An account of the visit paid to Camp 35 by a delegation representing ‘Ukrainian public opinion’ (the visit has been referred to earlier in this section).

These were some of the comments made by Professor Kakovsky, Doctor of History, a member of the delegation.

— “They shouldn’t be imprisoned for their nationalist opinions, they should be executed.”

— “Make them rot here!” (to the camp administration).

— “The nationalists killed Halan!”

*

Soroka has his own views on the murder of the well-known Soviet writer Yaroslav Halan.

He considers that the followers of Bandera had no reason to kill Halan and that Halan may have been bumped off by Stalin.

In Soroka’s opinion the young men who killed Halan had been prompted to do so by agents of the Soviet Ministry of State Security (MGB) [10]. As a further example, Soroka cites his own ‘case’ in 1952: he was charged with being a member of an organization affiliated to the Organization of Ukrainian Nationalists (OUN) which had been founded at the behest of the MGB by Ivan Kharechko (who nevertheless got a 25-year-sentence, like the others).

*

5.

Stepan Soroka

Declaration to the Politburo of the CPSU Central Committee. 3 June 1975.

In 1956 Soroka was released and his conviction was quashed. However, in December 1957 he was again arrested on the basis of a false denunciation — supposedly he was planning to assassinate N. S. Khrushchev.

After the falsity of this allegation had been proved, Soroka was not released, as Khrushchev had by then been informed of the “assassination attempt”. It is clear that the then chairman of the Ukrainian KGB, Nikitchenko, decided to resolve the situation by obtaining permission to revoke Soroka’s release in 1956. In this way Soroka was sent to serve out his 25-year-term.

The resulting situation is expressed in the words of Kiev KGB official Major Ruban, quoted by Soroka: “How can we release Soroka? He’ll tell people all about it, then …!”

“It seems that my worst crime is my innocence,” concludes Soroka.
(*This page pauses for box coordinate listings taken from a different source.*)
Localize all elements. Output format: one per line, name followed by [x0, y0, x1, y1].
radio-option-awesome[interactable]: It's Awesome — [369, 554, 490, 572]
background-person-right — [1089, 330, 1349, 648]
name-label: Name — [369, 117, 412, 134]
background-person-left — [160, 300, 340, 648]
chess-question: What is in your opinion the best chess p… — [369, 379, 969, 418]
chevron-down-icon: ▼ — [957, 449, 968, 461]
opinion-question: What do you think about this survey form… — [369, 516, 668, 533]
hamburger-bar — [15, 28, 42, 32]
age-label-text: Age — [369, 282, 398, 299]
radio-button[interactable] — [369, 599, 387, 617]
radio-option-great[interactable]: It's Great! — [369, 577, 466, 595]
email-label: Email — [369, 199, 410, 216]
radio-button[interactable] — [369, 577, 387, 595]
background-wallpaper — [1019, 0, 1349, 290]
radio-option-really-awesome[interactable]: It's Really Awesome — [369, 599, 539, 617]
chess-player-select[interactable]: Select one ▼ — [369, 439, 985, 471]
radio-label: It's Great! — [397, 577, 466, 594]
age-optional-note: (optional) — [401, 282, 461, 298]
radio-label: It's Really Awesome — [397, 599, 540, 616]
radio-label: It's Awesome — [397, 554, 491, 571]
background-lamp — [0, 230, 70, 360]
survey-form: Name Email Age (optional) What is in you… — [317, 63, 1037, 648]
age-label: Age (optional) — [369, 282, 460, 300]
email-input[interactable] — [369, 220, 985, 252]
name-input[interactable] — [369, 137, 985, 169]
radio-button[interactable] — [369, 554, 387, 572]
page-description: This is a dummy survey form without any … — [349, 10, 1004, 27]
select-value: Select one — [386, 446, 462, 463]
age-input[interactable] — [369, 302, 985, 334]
=============================

NOTES

  1. Unlikely to be ‘war criminal’ Fyodor Prikhodko (CCE 33.6-3); Grigory Prikhodko, perhaps? (see CCE 46.23-2).
    ↩︎
  2. On Kolomin, see CCE 32.12, CCE 33.6-3 [131], CCE 35.16 and CCE 42.4-4.
    ↩︎
  3. On Sergiyenko (Ukr. Serhiyenko), see CCE 25.2, CCE 27.1, CCE 30.8 and Name Index.
    ↩︎
  4. CCE 40.9-1 provides more details about D. M. Airapetov. (See also CCE 44.17-1.)
    ↩︎
  5. Roman Gurny has been removed from this list [correction CCE 39.14].
    ↩︎
  6. On the struggle for political prisoner status, see CCE 34.8, CCE 35.7, CCE 37.5-1 and this issue CCE 38.12-2.
    ↩︎
  7. See full text of Shakhverdyan’s appeal in CHR 1975 (No. 17).
    ↩︎
  8. In fact, Heifetz was sentenced to four years in camps plus two in exile.
    ↩︎
  9. Heifetz’s full text is in CHR 1975 (No. 17).
    ↩︎
  10. Soroka considered that Halan’s murder was designed to discredit the Ukrainian nationalists led by Stepan Bandera.